I've been thinking about the next flight of the camera rocket. It didn't take me long to come to the conclusion that I wanted to do some thing different, either a larger motor or a different camera orientation. Initially I gave more thought to the camera, because there really wasn't much room left in the aeroshell for a larger motor. Then one weekend while I was out in the garage I came across the motor casing from the first firing of my N-class motor. That firing suffered a breech in the insulation and a burn thought near the bulkhead. I added more insulation and at the next test had a successful firing. While this motor is much too long for this aeroshell, it turns out that diameter would fit if I removed a tiny amount of material from the heads of the retaining screws. I played around with the numbers for a while and decided that I could use the bulkhead, nozzle, and a shorter section of the casing in a workable 3 grain configuration. I was planning on using the same nozzle as the larger 6 grain motor, which would have resulted in a very low Kn or grain surface area/throat area. My plan was to increase the burn rate by adding a catalyst (iron oxide). I wouldn't have gotten the chamber pressure up to the initial design of 1000 psi, but I figured that I would be able to get it up to around 600 psi. While performance would suffer some, the overall performance should have been fine. It didn't take me long to decide on fabricating a new nozzle though. The deciding factor was weight though, not performance. The new motor would already weigh more because of the increased propellant load, so using the existing nozzle which is fairly heavy wasn't seeming like such great idea any more. The rocket has flown very well in both of it's previous flights but adding a lot of additional weight to the tail end didn't seem like a good idea. I decided to fabricate a new nozzle, well essentially a new motor. I decided to stick with the 7:1 expansion ratio to reduce the weight of the nozzle and simplify the machining. You can see a comparison between the new motor design and the previous motor that powered this rocket.
While they appear to be very similar in size the new motor should provide a 33% increase in total impulse. Once the nozzle was fabricated, I was pleased to find out that it actually weighs less than the nozzle from the 3.5" motor. Unfortunately, the shorter nozzle also means that the boat tail is going to be shorter, but I am considering extending it beyond the nozzle exit a bit. The previous flight got to 14,400' and I'm hoping this flight can get close to 18,000'. I am planning on adding another on board camera, or adding a mirror to the existing camera bay to shoot straight down. Maybe I'll do both.
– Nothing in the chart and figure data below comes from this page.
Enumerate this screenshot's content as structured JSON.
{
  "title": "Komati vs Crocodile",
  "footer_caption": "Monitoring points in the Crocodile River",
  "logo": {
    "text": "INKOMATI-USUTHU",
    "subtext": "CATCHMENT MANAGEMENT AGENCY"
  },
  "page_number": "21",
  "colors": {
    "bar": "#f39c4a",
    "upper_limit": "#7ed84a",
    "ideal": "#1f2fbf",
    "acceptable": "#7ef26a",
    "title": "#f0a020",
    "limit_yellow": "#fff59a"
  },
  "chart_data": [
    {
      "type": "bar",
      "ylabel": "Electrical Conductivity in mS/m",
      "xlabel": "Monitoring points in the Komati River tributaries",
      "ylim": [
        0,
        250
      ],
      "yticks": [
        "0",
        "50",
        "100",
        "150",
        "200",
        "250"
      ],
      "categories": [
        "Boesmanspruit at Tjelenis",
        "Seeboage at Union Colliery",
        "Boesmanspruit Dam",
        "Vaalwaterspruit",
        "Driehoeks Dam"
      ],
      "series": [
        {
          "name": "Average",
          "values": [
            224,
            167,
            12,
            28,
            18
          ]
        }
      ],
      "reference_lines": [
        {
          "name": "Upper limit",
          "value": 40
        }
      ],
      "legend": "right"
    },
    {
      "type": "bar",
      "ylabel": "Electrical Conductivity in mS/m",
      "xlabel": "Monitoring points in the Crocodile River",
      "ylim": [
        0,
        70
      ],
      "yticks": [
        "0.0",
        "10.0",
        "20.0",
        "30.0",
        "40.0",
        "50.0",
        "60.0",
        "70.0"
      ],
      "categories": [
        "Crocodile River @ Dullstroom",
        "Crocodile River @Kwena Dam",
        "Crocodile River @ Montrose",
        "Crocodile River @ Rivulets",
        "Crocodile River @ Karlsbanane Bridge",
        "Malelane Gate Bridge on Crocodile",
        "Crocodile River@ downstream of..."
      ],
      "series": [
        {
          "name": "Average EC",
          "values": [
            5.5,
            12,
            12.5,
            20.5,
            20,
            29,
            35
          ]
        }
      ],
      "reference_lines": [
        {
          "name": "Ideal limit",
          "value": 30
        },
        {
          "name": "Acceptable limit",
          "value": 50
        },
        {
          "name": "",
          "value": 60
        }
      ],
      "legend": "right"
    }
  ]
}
Here are the basic designs of the new motor and the previous motor.




The new nozzle design.




I did a 3D model of the nozzle. This is the first time that I've done this and it was very helpful to be able to rotate around the piece before starting to actually cut metal.







Here is the finished nozzle. It looks just like the 3D model.

This illustrates the basic layout of the motor in the camera rocket (well minus the camera). When I finish the boat tail and decide exactly how I'm going to lay out the cameras for the next flight, I'll do a new illustration.